Il aura fallu une nouvelle injonction de la Communauté économique des Etats d’Afrique de l’Ouest (CEDEAO), organisé dimanche 23 janvier, pour que la junte militaire malienne, qui avait renversé en août dernier le président IBK, concède la dissolution formelle du Conseil national de salut du peuple (CNSP). Cette disparition aux forceps ne change rien pourtant au rapport de forces dans la transition malienne. Les militaires conservent en effet la réalité des pouvoirs.
Main basse sur le pouvoir
Outre la vice-présidence de la République occupée par le colonel Assimi Goïta, le cerveau du coup d’Etat du 18 août, la junte a fait main basse sur les principaux ministères régaliens : le colonel Sadio Camara deuxième vice-président de l’ex CNSP trône au ministère de la Défense nationale ; le colonel Modibo Koné, troisième vice-président de la l’ex-junte, contrôle le ministère de la sécurité publique tandis que le colonel Isamaël Wagué, ancien porte-parole de la junte, occupe le ministère stratégique de la réconciliation nationale.
Comme si la main mise sur l’exécutif ne leur suffisait pas les militaires maliens ont pris le contrôle du Comité national de transition (CNT, parlement de transition) en plaçant à sa tête le colonel Malick Diaw, premier vice-président du CNSP dissous. Dans sa volonté d’avoir entre les mains tous les vrais leviers du pouvoir de transition, l’ex-junte a nommé comme gouverneurs des officiers de l’armée à la tête de 13 des 20 régions du pays. Au Mali, comme dans d’autres Etats africains, l’administration territoriale tient un rôle déterminant pendant les élections. En jetant leur dévolu sur les postes de gouverneurs, les militaires gardent la main sur l’organisation des prochaines élections générales prévues dans moins de 14 mois, selon le calendrier de la transition.
Climat de peur
Plus que tout cela, c’est le climat de peur et de répression entretenue par l’ex-junte qui fait dire à de nombreux observateurs qu’elle ne manque pas d’arrière-pensées. Sous le prétexte d’une tentative de déstabilisation, le chroniqueur radio Ras Bath, figure emblématique de la société civile croupit, depuis décembre, à la prison centrale de Bamako. A coups d’intimidation ou de séduction, les militaires ont obtenu la dislocation du M5, allant jusqu’à débaucher le très influent imam Mahmoud Dicko.

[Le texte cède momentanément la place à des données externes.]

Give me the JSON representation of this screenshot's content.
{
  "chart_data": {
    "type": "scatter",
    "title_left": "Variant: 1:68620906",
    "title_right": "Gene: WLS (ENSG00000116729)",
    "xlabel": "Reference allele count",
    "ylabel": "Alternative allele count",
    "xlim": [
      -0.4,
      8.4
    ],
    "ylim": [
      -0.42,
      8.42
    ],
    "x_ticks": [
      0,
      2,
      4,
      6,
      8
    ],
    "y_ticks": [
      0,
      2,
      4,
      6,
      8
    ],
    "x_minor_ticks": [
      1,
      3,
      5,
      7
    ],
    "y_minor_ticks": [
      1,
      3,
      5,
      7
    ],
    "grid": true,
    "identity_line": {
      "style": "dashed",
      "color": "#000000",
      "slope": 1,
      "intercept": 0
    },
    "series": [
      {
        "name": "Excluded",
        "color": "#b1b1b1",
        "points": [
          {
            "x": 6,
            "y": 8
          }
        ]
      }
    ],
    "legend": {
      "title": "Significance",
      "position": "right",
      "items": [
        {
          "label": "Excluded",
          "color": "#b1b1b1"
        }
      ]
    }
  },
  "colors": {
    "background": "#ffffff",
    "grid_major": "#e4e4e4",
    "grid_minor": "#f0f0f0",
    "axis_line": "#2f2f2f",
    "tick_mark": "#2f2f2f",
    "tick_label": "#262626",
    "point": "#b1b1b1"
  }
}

En l’absence d’éléments probants pour accréditer la réalité de la tentative de déstabilisation de la transition, la vague d’arrestations de personnalités en vue a été perçue dans l’opinion malienne comme une manœuvre d’intimidation de la société qui fut le vers de lance de la chute d’IBK.
Le tout dernier Premier ministre du président IBK, Boubou Cissé s’est réfugié dans la clandestinité, affirmant craindre pour sa sécurité après qu’il a été lui aussi accusé par les militaires de vouloir déstabiliser la transition.

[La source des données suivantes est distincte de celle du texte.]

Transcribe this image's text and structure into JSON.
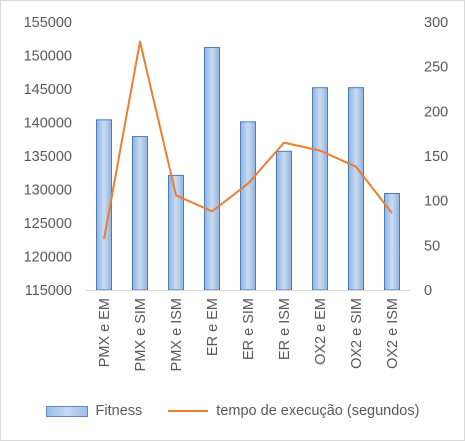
{
  "chart_data": {
    "type": "bar",
    "title": "",
    "categories": [
      "PMX e EM",
      "PMX e SIM",
      "PMX e ISM",
      "ER e EM",
      "ER e SIM",
      "ER e ISM",
      "OX2 e EM",
      "OX2 e SIM",
      "OX2 e ISM"
    ],
    "series": [
      {
        "name": "Fitness",
        "type": "bar",
        "axis": "left",
        "color": "#9dbde6",
        "values": [
          140400,
          137900,
          132100,
          151200,
          140100,
          135700,
          145200,
          145200,
          129400
        ]
      },
      {
        "name": "tempo de execução (segundos)",
        "type": "line",
        "axis": "right",
        "color": "#ed7d31",
        "values": [
          57,
          278,
          106,
          88,
          119,
          165,
          156,
          138,
          86
        ]
      }
    ],
    "y_left": {
      "min": 115000,
      "max": 155000,
      "ticks": [
        115000,
        120000,
        125000,
        130000,
        135000,
        140000,
        145000,
        150000,
        155000
      ]
    },
    "y_right": {
      "min": 0,
      "max": 300,
      "ticks": [
        0,
        50,
        100,
        150,
        200,
        250,
        300
      ]
    },
    "grid": false,
    "legend_position": "bottom"
  }
}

Présidentielle, trop plein de candidats
Pour nombre d’observateurs, les ennuis de Boubou Cissé procèderaient plutôt d’un calcul politique visant à le « neutraliser » en vue des prochaines échéances électorales. Avec la disparition en décembre dernier du chef de file de l’opposition Soumaïla Cissé, donné de son vivant grand favori de la prochaine présidentielle, le jeu politique malien est redevenu plus ouvert. Boubou Cissé, Soumeylou Boubeye Maïga, Tiébilé Dramé, Choguel Maïga, Mountaga Tall, l’ancien général Moussa Sinko Coulibaly : de nombreuses personnalités prendront la ligne de départ pour la présidentielle.
Faute de pouvoir se présenter eux-mêmes, les membres de l’ex-junte pourraient avoir la tentation d’adouber des candidats. Ce qui leur permettrait de continuer à tirer les ficelles de la vie politique même après la période transitoire. A bien observer la conduite actuelle de la transition, il existe assez éléments concordants pour soutenir que l’ex-junte a bien un agenda caché.